L’O: No entanto, há uma inegável – e deliciosa, acredito – vaidade sua que resvala em suas criações no campo da moda. Você já se aventurou lançando alguns produtos nessa esfera. Você acha que isso ajuda a alimentar a persona que o seu público consome – e idolatra, adora – ou, quem sabe, uma vez exagerado o investimento que você põe nesse lado da sua carreira.
DB: Eu acho que a moda é uma outra forma de expressão – assim como é a música. A moda para mim é muito importante pois ela é mais uma camada para que o meu público entenda o que eu estou dizendo nas canções. Eu costumo dizer que a canção é o grande sol que alimenta a todos nós, mas a forma como eu vou me vestir, a forma como o balé vai dançar, tudo isso complementa a canção. Tudo isso junto mostra às pessoas quem eu sou de fato, ajuda a alimentar a minha persona.


L’O: Em uma entrevista recente vi você afirmar que a aparição de certos ritmos no novo álbum, como o reaggeaton, o house, o drum n’ bass, podem parecer de certo modo novos em sua sonoridade atual, mas, na verdade, pertencem a memórias já um tanto antigas suas, da sua adolescência, certo?
DB: Eu me lembro de uma época muito gostosa que vivi no Recife, em Pernambuco, em que havia tendas eletrônicas nas praias, eu ia com as minhas amigas no fim de tarde, e estava tocando drum n’ bass, DJ Patiffe, DJ Marky, tudo isso... Foi uma época muito feliz da minha vida, estava me descobrindo mulher no início dos anos 2000. Estava crescendo, me entendendo ali. Então eu quis trazer esses ritmos todos para essa etapa do meu trabalho, pois fizeram parte da minha vida. Inclusive o rock, que tem no meio do disco. Eu ia para as tendas de música eletrônica e chegava em casa e meu pai estava ouvindo rock (risos). Acabou que eu quis retratar esse momento feliz, um momento próximo do mar, ouvindo música boa com as minhas amigas... Eu quis trazer mais essa camada da Duda Beat para que as pessoas me conheçam e me entendam melhor.

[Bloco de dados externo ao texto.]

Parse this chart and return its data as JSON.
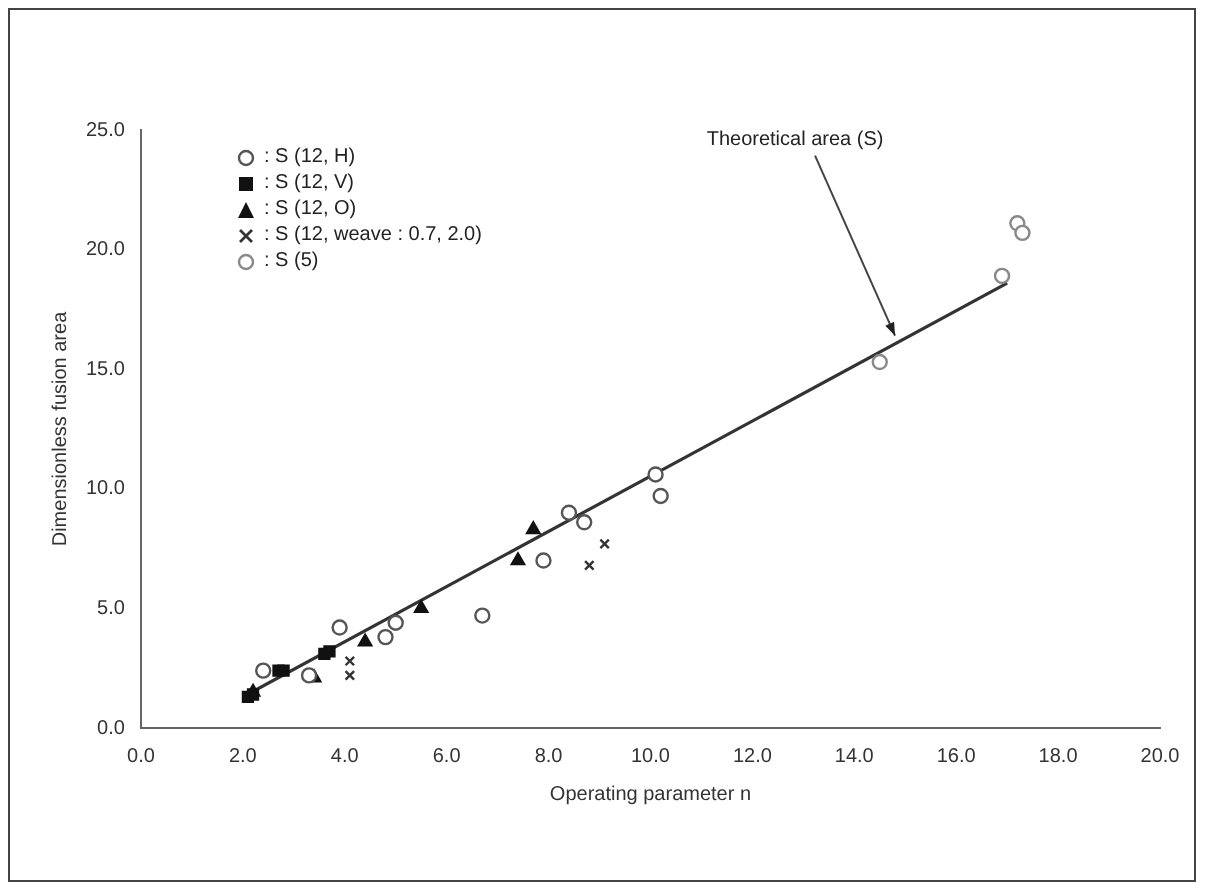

L’O: Você trocaria alguma Duda Beat das últimas décadas (a da década de 1990, a dos 2000, 2010...) pela atual? Eu não diria que haja algo de melancólico na sua música, mas, talvez, exista uma nostalgia doce, uma lembrança boa daquilo que já foi. Você é do tipo que olha para trás para seguir para a frente ou mira adiante without looking back?
DB: Eu sou uma pessoa que olho para trás e prossigo em frente. Essa nostalgia doce que é tão gostosa de sentir. Tem também algo de melancólico por conta das questões mal resolvidas que ficam ao longo do caminho. Mas é tudo tão verdadeiro, tão honesto, o que estou falando... São lembranças boas. Sinceramente, eu não trocaria nenhuma Duda Beat das últimas décadas pela Duda Beat que eu sou hoje. Sou o resultado de quem eu fui em todas essas últimas décadas. É muito importante eu ter vivido tudo isso. Eu olho para trás e muitas vezes preciso revisitar meus traumas, minhas delícias, tudo o que eu vivi e que me permite escrever. E faço isso para dividir com as pessoas, é muito importante.

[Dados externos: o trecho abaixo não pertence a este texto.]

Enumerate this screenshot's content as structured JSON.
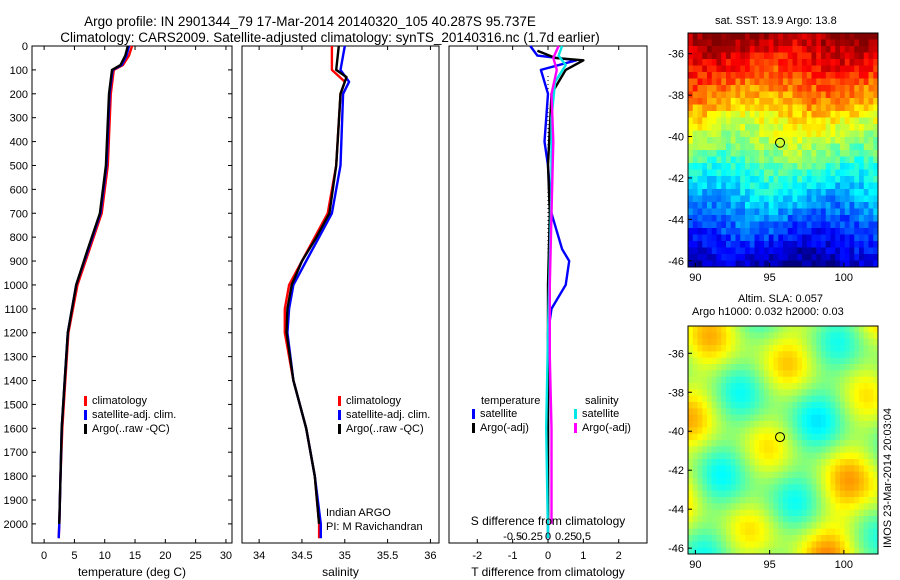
{
  "title_line1": "Argo profile: IN 2901344_79 17-Mar-2014 20140320_105 40.287S 95.737E",
  "title_line2": "Climatology: CARS2009. Satellite-adjusted climatology: synTS_20140316.nc (1.7d earlier)",
  "credit_line1": "Indian ARGO",
  "credit_line2": "PI: M Ravichandran",
  "timestamp": "IMOS 23-Mar-2014 20:03:04",
  "map1_title": "sat. SST: 13.9 Argo: 13.8",
  "map2_title_line1": "Altim. SLA: 0.057",
  "map2_title_line2": "Argo h1000: 0.032 h2000: 0.03",
  "colors": {
    "climatology": "#ff0000",
    "satellite": "#0000ff",
    "argo": "#000000",
    "sal_satellite": "#00e5e5",
    "sal_argo": "#ff00ff"
  },
  "chart_data": [
    {
      "type": "line",
      "xlabel": "temperature (deg C)",
      "ylabel": "",
      "xlim": [
        -2,
        31
      ],
      "ylim": [
        2080,
        0
      ],
      "xticks": [
        0,
        5,
        10,
        15,
        20,
        25,
        30
      ],
      "yticks": [
        0,
        100,
        200,
        300,
        400,
        500,
        600,
        700,
        800,
        900,
        1000,
        1100,
        1200,
        1300,
        1400,
        1500,
        1600,
        1700,
        1800,
        1900,
        2000
      ],
      "legend": [
        "climatology",
        "satellite-adj. clim.",
        "Argo(..raw -QC)"
      ],
      "series": [
        {
          "name": "climatology",
          "color": "#ff0000",
          "points": [
            [
              14.5,
              0
            ],
            [
              14.0,
              40
            ],
            [
              13.0,
              80
            ],
            [
              11.5,
              100
            ],
            [
              11.0,
              200
            ],
            [
              10.5,
              500
            ],
            [
              9.5,
              700
            ],
            [
              7.5,
              850
            ],
            [
              5.5,
              1000
            ],
            [
              4.0,
              1200
            ],
            [
              3.5,
              1400
            ],
            [
              3.0,
              1600
            ],
            [
              2.7,
              1800
            ],
            [
              2.5,
              2000
            ],
            [
              2.4,
              2060
            ]
          ]
        },
        {
          "name": "satellite-adj. clim.",
          "color": "#0000ff",
          "points": [
            [
              14.0,
              0
            ],
            [
              13.6,
              40
            ],
            [
              12.8,
              80
            ],
            [
              11.3,
              100
            ],
            [
              10.8,
              200
            ],
            [
              10.3,
              500
            ],
            [
              9.3,
              700
            ],
            [
              7.3,
              850
            ],
            [
              5.3,
              1000
            ],
            [
              3.9,
              1200
            ],
            [
              3.4,
              1400
            ],
            [
              2.9,
              1600
            ],
            [
              2.7,
              1800
            ],
            [
              2.5,
              2000
            ],
            [
              2.4,
              2060
            ]
          ]
        },
        {
          "name": "Argo(..raw -QC)",
          "color": "#000000",
          "points": [
            [
              13.8,
              0
            ],
            [
              13.4,
              40
            ],
            [
              12.6,
              80
            ],
            [
              11.2,
              100
            ],
            [
              10.7,
              200
            ],
            [
              10.2,
              500
            ],
            [
              9.2,
              700
            ],
            [
              7.2,
              850
            ],
            [
              5.3,
              1000
            ],
            [
              3.9,
              1200
            ],
            [
              3.4,
              1400
            ],
            [
              2.9,
              1600
            ],
            [
              2.7,
              1800
            ],
            [
              2.5,
              2000
            ]
          ]
        }
      ]
    },
    {
      "type": "line",
      "xlabel": "salinity",
      "ylabel": "",
      "xlim": [
        33.8,
        36.1
      ],
      "ylim": [
        2080,
        0
      ],
      "xticks": [
        34,
        34.5,
        35,
        35.5,
        36
      ],
      "xtick_labels": [
        "34",
        "34.5",
        "35",
        "35.5",
        "36"
      ],
      "legend": [
        "climatology",
        "satellite-adj. clim.",
        "Argo(..raw -QC)"
      ],
      "series": [
        {
          "name": "climatology",
          "color": "#ff0000",
          "points": [
            [
              34.85,
              0
            ],
            [
              34.85,
              100
            ],
            [
              35.0,
              150
            ],
            [
              34.95,
              200
            ],
            [
              34.9,
              500
            ],
            [
              34.8,
              700
            ],
            [
              34.65,
              800
            ],
            [
              34.5,
              900
            ],
            [
              34.35,
              1000
            ],
            [
              34.3,
              1100
            ],
            [
              34.3,
              1200
            ],
            [
              34.4,
              1400
            ],
            [
              34.55,
              1600
            ],
            [
              34.65,
              1800
            ],
            [
              34.7,
              2000
            ],
            [
              34.7,
              2060
            ]
          ]
        },
        {
          "name": "satellite-adj. clim.",
          "color": "#0000ff",
          "points": [
            [
              35.0,
              0
            ],
            [
              34.95,
              100
            ],
            [
              35.05,
              150
            ],
            [
              34.98,
              200
            ],
            [
              34.95,
              500
            ],
            [
              34.85,
              700
            ],
            [
              34.7,
              800
            ],
            [
              34.55,
              900
            ],
            [
              34.4,
              1000
            ],
            [
              34.35,
              1100
            ],
            [
              34.33,
              1200
            ],
            [
              34.4,
              1400
            ],
            [
              34.55,
              1600
            ],
            [
              34.65,
              1800
            ],
            [
              34.72,
              2000
            ],
            [
              34.72,
              2060
            ]
          ]
        },
        {
          "name": "Argo(..raw -QC)",
          "color": "#000000",
          "points": [
            [
              34.93,
              0
            ],
            [
              34.9,
              100
            ],
            [
              35.02,
              130
            ],
            [
              34.95,
              200
            ],
            [
              34.9,
              500
            ],
            [
              34.82,
              700
            ],
            [
              34.67,
              800
            ],
            [
              34.5,
              900
            ],
            [
              34.38,
              1000
            ],
            [
              34.33,
              1100
            ],
            [
              34.32,
              1200
            ],
            [
              34.4,
              1400
            ],
            [
              34.55,
              1600
            ],
            [
              34.65,
              1800
            ],
            [
              34.7,
              2000
            ]
          ]
        }
      ]
    },
    {
      "type": "line",
      "xlabel": "T difference from climatology",
      "xlabel2": "S difference from climatology",
      "xlim": [
        -2.8,
        2.8
      ],
      "ylim": [
        2080,
        0
      ],
      "xticks": [
        -2,
        -1,
        0,
        1,
        2
      ],
      "xticks_top": [
        -0.5,
        -0.25,
        0,
        0.25,
        0.5
      ],
      "xticks_top_labels": [
        "-0.5",
        "-0.25",
        "0",
        "0.25",
        "0.5"
      ],
      "legend_headers": [
        "temperature",
        "salinity"
      ],
      "legend": [
        "satellite",
        "Argo(-adj)",
        "satellite",
        "Argo(-adj)"
      ],
      "series": [
        {
          "name": "temperature satellite",
          "color": "#0000ff",
          "points": [
            [
              -0.5,
              0
            ],
            [
              -0.3,
              40
            ],
            [
              0.8,
              60
            ],
            [
              -0.2,
              100
            ],
            [
              0,
              200
            ],
            [
              -0.1,
              400
            ],
            [
              0,
              500
            ],
            [
              0.1,
              700
            ],
            [
              0.4,
              850
            ],
            [
              0.6,
              900
            ],
            [
              0.5,
              1000
            ],
            [
              0.1,
              1100
            ],
            [
              0,
              1200
            ],
            [
              0,
              1500
            ],
            [
              0,
              2000
            ],
            [
              0,
              2060
            ]
          ]
        },
        {
          "name": "temperature Argo(-adj)",
          "color": "#000000",
          "points": [
            [
              -0.3,
              20
            ],
            [
              0.2,
              50
            ],
            [
              1.0,
              60
            ],
            [
              0.5,
              100
            ],
            [
              0.1,
              200
            ],
            [
              0,
              500
            ],
            [
              0.05,
              700
            ],
            [
              0,
              1000
            ],
            [
              0,
              1500
            ],
            [
              0,
              2000
            ]
          ]
        },
        {
          "name": "salinity satellite",
          "color": "#00e5e5",
          "points": [
            [
              0.4,
              0
            ],
            [
              0.3,
              40
            ],
            [
              0.5,
              80
            ],
            [
              0.2,
              150
            ],
            [
              0.1,
              300
            ],
            [
              0.1,
              600
            ],
            [
              0.05,
              900
            ],
            [
              0,
              1200
            ],
            [
              -0.05,
              1600
            ],
            [
              0,
              2060
            ]
          ]
        },
        {
          "name": "salinity Argo(-adj)",
          "color": "#ff00ff",
          "points": [
            [
              0.3,
              0
            ],
            [
              0.15,
              50
            ],
            [
              0.25,
              100
            ],
            [
              0.1,
              200
            ],
            [
              0.15,
              400
            ],
            [
              0.1,
              700
            ],
            [
              0.05,
              1000
            ],
            [
              0.05,
              1300
            ],
            [
              0.1,
              1600
            ],
            [
              0.1,
              2000
            ]
          ]
        }
      ]
    },
    {
      "type": "heatmap",
      "title": "sat. SST: 13.9 Argo: 13.8",
      "xlim": [
        89.5,
        102.3
      ],
      "ylim": [
        -46.3,
        -35
      ],
      "xticks": [
        90,
        95,
        100
      ],
      "yticks": [
        -36,
        -38,
        -40,
        -42,
        -44,
        -46
      ],
      "marker": [
        95.7,
        -40.3
      ]
    },
    {
      "type": "heatmap",
      "title": "Altim. SLA: 0.057",
      "xlim": [
        89.5,
        102.3
      ],
      "ylim": [
        -46.3,
        -34.6
      ],
      "xticks": [
        90,
        95,
        100
      ],
      "yticks": [
        -36,
        -38,
        -40,
        -42,
        -44,
        -46
      ],
      "marker": [
        95.7,
        -40.3
      ]
    }
  ]
}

L’O: Nesse sentido, como você se relaciona com esse legado das cantoras brasileiras que é, definitivamente, algo tão forte em nossa cultura? A morte de figuras como Elza Soares, Rita Lee e Gal Costa mexeram bastante com você? Há alguma figura histórica com a qual você se identifique mais?
DB: Isso mexe bastante comigo. Eu tento muito entender como essas cantoras maravilhosas que você citou compuseram e cantaram sobre seus dilemas – sempre me identificando com elas, é claro. É algo muito forte em nossa cultura mesmo, o legado que essas cantoras deixaram. Elas são muito importantes para mim. Eu era muito fã dessas três que você cita e de tantas outras que já se foram. São mulheres que abriram caminho para mim e para outras cantoras de outras gerações. Eu me identifico com todas essas, mas diria que, especialmente, a Rita Lee não teve medo de ser totalmente ela. Ela foi ela mesma do início ao fim, se impondo, feminista, incrível, empoderada... Eu me identifico demais com ela. A Rita Lee tinha uma rebeldia contra o sistema e uma avidez pela vida que sempre me encantou muito.